Spicy teriyaki: Add 1–2 tsp sriracha or a pinch of red pepper flakes to the base. Glaze teriyaki chicken with this, finish with sesame seeds.

Honey teriyaki: Replace brown sugar with 2 tbsp honey. Slightly floral, slightly thicker — pairs especially well with salmon.

Pineapple teriyaki: Add 2 tbsp pineapple juice to the base and reduce slightly longer. Natural sweetness with a mild acidity that works on chicken and pork.


Tips

Mirin is not substitutable with rice wine vinegar. Mirin is sweet rice wine — low alcohol, high sugar. Rice wine vinegar is sour. They taste completely different. If you can’t find mirin, use 2 tbsp dry sherry plus 1 tbsp sugar rather than vinegar.

Low-sodium soy sauce is fine. Full-sodium soy makes the sauce noticeably salty after reduction. Start with low-sodium and add salt at the end if needed.

Don’t glaze too early. The sugar in teriyaki burns quickly on a hot griddle. Apply the glaze in the final 2–3 minutes, not at the beginning of the cook.

Make a double batch. It keeps for two weeks refrigerated and the flavor actually improves over 24 hours as the garlic and ginger meld.


More flat-top sauces: Chimichurri Sauce · Garlic Butter · Yum-Yum Sauce


Frequently Asked Questions

What is teriyaki sauce made of?

Classic teriyaki is soy sauce, mirin (sweet rice wine), and sugar — usually in roughly equal ratios. The word “teriyaki” refers to the cooking technique of glazing protein with this sauce and cooking it until it caramelizes. Modern versions often add garlic, ginger, and sesame oil, which aren’t traditional but are standard in American-Japanese cooking.
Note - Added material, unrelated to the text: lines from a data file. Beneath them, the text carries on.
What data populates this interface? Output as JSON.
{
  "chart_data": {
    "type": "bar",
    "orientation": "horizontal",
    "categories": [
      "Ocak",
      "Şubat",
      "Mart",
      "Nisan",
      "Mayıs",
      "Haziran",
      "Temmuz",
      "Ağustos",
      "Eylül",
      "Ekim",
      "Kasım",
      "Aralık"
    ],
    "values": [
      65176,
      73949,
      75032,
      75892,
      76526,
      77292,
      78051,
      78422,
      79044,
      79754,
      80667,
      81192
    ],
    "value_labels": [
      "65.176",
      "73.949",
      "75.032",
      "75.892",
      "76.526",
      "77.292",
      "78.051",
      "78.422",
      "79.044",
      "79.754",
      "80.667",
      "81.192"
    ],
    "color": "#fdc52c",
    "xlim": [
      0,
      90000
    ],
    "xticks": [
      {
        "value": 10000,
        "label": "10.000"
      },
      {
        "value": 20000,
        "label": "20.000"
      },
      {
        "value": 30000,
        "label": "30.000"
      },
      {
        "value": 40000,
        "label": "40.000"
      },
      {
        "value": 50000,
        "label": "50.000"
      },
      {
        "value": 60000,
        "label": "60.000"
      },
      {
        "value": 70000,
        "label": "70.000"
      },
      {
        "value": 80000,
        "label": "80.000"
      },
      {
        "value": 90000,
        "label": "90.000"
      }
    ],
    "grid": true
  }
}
Can I use store-bought teriyaki instead?

Yes, but thin it down before using as a glaze — most bottled teriyaki is already very sweet and concentrated, and applying it full-strength to a hot griddle burns fast. Scratch-made produces a noticeably cleaner flavor with better caramelization.
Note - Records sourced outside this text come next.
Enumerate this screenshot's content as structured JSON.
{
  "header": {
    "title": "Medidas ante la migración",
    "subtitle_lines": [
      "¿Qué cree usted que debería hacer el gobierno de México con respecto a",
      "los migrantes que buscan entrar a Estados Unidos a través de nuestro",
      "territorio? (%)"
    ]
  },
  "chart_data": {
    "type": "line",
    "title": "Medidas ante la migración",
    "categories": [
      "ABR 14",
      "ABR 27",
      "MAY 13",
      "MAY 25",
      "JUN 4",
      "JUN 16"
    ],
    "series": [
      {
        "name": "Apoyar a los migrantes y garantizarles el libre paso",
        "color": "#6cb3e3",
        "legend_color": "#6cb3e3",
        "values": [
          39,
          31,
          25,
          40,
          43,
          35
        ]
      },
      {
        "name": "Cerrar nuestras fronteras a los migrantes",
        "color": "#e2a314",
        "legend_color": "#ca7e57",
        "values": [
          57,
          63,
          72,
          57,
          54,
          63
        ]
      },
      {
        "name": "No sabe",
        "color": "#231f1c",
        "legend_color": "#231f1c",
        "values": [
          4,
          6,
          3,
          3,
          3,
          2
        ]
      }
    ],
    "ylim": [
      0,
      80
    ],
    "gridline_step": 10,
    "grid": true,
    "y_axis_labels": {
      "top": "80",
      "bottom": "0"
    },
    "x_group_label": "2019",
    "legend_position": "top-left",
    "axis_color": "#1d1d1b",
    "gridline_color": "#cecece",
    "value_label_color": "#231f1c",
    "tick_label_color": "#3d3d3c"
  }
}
How long does homemade teriyaki sauce last?

Up to two weeks refrigerated in a sealed container. The garlic and ginger mellow slightly and the sauce thickens further in the fridge — bring to room temperature or warm briefly before using.

Is teriyaki sauce gluten-free?

Standard soy sauce contains wheat and is not gluten-free. Use tamari (gluten-free soy sauce) as a direct substitute. All other ingredients in this recipe are naturally gluten-free.

Can I skip the sake?

Yes — replace with an equal amount of dry sherry, or omit it and add an extra tablespoon of mirin. Sake adds a mild umami depth but the sauce works without it.